The producer licensing legislation passing in states around the country includes reciprocity provisions that satisfy the federal Gramm/Leach/Bliley Act (GLBA). The GLBA requires 29 states to pass uniform or reciprocal licensing laws for insurance producers or face federal oversight of producer licensing through the National Association of Registered Agents and Brokers (NARAB).
Most states have opted to enact legislation that closely mirrors the National Association of Insurance Commissioners’ (NAIC) model act, which includes reciprocity provisions that preserve state regulation of insurance while streamlining the agent and broker licensing process. Reciprocity requirements under the federal act mandate that a licensed agent or broker in good standing in his or her home state should be automatically granted nonresident licenses by other states.
States that now have GLBA-acceptable statutes in place are: Alabama, Arizona, Arkansas, Georgia, Idaho, Indiana, Iowa, Kansas, Kentucky, Maine, Maryland, Minnesota, Mississippi, Montana, Nebraska, New Mexico, North Dakota, Oklahoma, Oregon, Rhode Island, South Dakota, Utah, Virginia, Washington and Wyoming. Kentucky and New Mexico passed GLBA compliant producer licensing laws in 2000.
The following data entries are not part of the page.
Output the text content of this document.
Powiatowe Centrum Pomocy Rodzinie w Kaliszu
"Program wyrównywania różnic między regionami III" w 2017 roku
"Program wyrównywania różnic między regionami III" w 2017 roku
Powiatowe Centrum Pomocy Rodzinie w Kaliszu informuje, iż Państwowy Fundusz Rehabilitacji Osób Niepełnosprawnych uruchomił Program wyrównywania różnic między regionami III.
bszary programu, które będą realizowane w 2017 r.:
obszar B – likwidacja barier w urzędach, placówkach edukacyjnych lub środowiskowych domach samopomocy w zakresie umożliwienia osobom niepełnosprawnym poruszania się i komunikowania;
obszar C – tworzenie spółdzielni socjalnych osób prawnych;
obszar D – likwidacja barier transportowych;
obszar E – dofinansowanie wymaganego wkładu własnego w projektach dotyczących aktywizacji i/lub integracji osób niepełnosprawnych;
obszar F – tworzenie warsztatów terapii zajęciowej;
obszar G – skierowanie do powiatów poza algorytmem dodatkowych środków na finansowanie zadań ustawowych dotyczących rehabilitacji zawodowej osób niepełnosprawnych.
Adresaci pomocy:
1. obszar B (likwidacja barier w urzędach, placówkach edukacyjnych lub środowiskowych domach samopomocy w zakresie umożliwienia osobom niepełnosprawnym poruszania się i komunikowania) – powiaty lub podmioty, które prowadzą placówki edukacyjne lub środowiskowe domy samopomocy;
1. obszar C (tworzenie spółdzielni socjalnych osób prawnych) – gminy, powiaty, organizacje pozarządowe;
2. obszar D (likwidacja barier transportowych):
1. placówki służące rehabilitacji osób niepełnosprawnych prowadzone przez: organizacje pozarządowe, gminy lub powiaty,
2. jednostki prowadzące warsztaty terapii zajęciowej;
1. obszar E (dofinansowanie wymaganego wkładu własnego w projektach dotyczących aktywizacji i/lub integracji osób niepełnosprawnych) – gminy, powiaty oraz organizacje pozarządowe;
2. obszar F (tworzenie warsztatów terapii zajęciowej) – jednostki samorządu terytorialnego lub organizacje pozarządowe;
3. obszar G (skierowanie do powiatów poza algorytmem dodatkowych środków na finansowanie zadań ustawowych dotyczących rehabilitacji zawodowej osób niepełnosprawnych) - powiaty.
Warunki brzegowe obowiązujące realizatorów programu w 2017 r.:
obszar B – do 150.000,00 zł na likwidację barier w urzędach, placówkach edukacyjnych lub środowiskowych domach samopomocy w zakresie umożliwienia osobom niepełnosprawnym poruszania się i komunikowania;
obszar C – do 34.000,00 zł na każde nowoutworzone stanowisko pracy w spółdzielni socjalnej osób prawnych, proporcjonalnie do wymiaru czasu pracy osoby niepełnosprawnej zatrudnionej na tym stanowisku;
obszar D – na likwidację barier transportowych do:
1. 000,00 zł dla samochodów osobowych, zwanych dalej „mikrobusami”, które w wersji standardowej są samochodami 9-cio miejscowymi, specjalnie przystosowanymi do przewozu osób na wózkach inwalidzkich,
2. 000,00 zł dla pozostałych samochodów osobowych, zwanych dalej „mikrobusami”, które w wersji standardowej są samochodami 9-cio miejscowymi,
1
Bills in eleven other states that now await their governors’ signatures include: Arkansas, Colorado, Connecticut, Hawaii, Illinois, Louisiana, Missouri, New Hampshire, Nevada, North Carolina, and Texas.
The NAIC has expressed concern that some of the largest states have not passed producer licensing legislation suggesting that the effectiveness of the reciprocity among states could be diminished.